Every educator can (and should) know some essential concepts that can help students build a better and healthy future. Understanding the meanings of Hope, Pathways, Agency, Hope Theory, and Self-efficacy can make a difference in teachers' activities and students' lives.
Keep in mind a summary of the following key concepts:
- Hope is students' perceived ability to envision a better future for themselves mixed with their perceived ability to make it happen. Hope includes students’ perceived ability to envision exact paths to their goal.
- Pathways are students' perceived ability to envision initial and alternative paths (in case of setbacks or impediments) to desirable future goals, irrespective of their current circumstances.
- Agency is defined as students' perceived belief in their own ability, mixed with their motivation to accomplish their envisioned goals via their envisioned paths.
- Hope theory asserts that both pathways and agency are needed for hopeful thinking and that together they create synergy.
- Self‐efficacy is one's perceived ability to accomplish a specific identified goal within a specific domain or situation.

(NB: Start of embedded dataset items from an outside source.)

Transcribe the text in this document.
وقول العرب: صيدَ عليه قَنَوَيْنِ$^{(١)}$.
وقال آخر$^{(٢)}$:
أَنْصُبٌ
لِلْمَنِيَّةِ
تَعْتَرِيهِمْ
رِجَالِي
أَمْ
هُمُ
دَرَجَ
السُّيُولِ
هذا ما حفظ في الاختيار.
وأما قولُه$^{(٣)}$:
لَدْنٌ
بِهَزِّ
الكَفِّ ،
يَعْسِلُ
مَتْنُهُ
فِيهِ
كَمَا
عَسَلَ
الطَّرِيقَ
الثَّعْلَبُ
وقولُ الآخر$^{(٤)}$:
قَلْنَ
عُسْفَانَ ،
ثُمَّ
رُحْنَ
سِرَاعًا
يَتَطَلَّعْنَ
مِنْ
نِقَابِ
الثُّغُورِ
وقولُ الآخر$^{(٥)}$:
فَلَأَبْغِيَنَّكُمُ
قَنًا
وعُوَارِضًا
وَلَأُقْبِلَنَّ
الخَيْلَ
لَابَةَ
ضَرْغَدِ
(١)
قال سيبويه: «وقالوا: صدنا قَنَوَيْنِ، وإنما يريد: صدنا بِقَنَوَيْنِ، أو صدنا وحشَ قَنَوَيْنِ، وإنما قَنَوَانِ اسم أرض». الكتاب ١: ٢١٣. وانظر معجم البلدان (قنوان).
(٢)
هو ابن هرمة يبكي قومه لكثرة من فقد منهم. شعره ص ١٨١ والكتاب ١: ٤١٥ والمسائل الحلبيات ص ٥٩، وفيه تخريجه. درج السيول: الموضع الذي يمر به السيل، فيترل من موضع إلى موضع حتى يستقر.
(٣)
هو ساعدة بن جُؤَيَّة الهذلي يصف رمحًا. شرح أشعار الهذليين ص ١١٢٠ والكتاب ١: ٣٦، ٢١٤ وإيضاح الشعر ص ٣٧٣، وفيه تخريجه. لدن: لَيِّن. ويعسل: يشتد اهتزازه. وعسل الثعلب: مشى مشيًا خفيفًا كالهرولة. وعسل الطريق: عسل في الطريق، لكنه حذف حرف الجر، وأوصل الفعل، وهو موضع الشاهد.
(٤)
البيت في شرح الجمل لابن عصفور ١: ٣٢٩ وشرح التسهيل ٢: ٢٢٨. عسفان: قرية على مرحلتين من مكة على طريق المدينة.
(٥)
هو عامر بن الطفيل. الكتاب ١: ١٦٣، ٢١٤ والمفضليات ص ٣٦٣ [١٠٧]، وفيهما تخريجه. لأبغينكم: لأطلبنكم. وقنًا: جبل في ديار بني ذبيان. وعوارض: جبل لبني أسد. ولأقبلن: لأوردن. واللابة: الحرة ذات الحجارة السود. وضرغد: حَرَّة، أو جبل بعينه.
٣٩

Self-efficacy can help students build their future
With self‐efficacy, there is an emphasis on whether a student can accomplish a goal while in hope theory the emphasis is on whether a student will accomplish a goal.
- The more a student feels a higher sense of importance in their school community, the better they are able to consider future consequences and integrate these thoughts into their current actions.
- As students feel more valued and connected to others in their school community, and the more they believe in their visionary abilities, the greater their motivation and perseverance.
- As students feel more valued and connected to their peers and teachers within their school community, and as their perceived ability to envision paths to their goals increases, the better they are able to sustain focus and attention.
Hope and school belonging meaningfully predict the executive function of adolescents. This indicates that hope, school belonging, and potentially other school‐related psychosocial perceptions might be able to be leveraged to improve decision‐making, drive, and self‐management skills of adolescent students.